A Carrara la categoria più numerosa di iscritti al fascismo era quella degli operai (per lo più disoccupati), certamente minoritari rispetto a quelli organizzati nella Camera del lavoro, ma comunque segnale di una matrice popolare che il fascismo aveva in qualche modo saputo conquistarsi. Proprio la natura profonda e radicata di queste identità politiche spiega il carattere particolarmente cruento che la guerra civile assumerà in queste zone venti anni dopo, durante l'occupazione tedesca ed il lungo permanere del fronte, attestato sulla Linea Gotica.
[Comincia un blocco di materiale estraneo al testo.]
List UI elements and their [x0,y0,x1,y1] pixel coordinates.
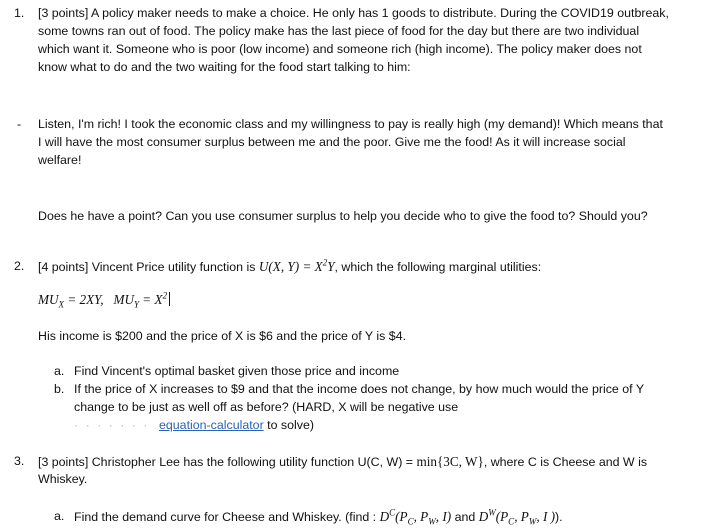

A questi fatti il regista Luigi Monardo Faccini aveva dedicato nel 1980 un bel film, Nella città perduta di Sarzana, con Franco Graziosi nella parte dell'ispettore di Pubblica Sicurezza Vincenzo Trani, plenipotenziario di Bonomi a Sarzana nel tentativo di pacificare la zona. E su quei fatti Faccini torna ora con un romanzo (Un poliziotto perbene, Lerici, Ippogrifo Liguria, pp. XXIV-227, euro 16) che è in realtà il prodotto di anni di ricerca, in archivi, negli atti parlamentari e nella stampa locale e nazionale; un libro che ricostruisce, giorno per giorno, il contesto nazionale, e la particolarissima società locale che quei fatti produsse e caratterizzò, un libro che è un atto di amore per questa terra, che Faccini, originario di Lerici, conosce bene, ma anche un lucido saggio di storia, che attraverso la cronaca di quei giorni arriva a porre problemi di grande rilievo: sulla disgregazione delle strutture dello stato liberale, sulla resistibile ascesa del fascismo, sulle identità politiche, sulla violenza come elemento chiave della cultura politica dopo la guerra; sugli errori della sinistra, sulla miopia delle principali forze politiche (nessuna esclusa). Il tutto è visto e narrato attraverso la figura di Vincenzo Trani, il «poliziotto perbene» del titolo, funzionario legato a Nitti, che prende sul serio il compito di pacificazione affidatogli da Bonomi, rifiuta di operare contro gli «Arditi del popolo», considerando legittima l'autodifesa contro le violenze fasciste, mette sotto accusa le autorità periferiche dello stato, per la loro rinunzia consapevole a fare rispettare la legge, denuncia le violenze degli squadristi, e viene richiamato a Roma subito dopo la firma del patto di pacificazione, ponendo fine così alle illusioni di quei (pochi) che avevano sperato, con lui, che «l'impero della legge si ristabilisce con la giustizia».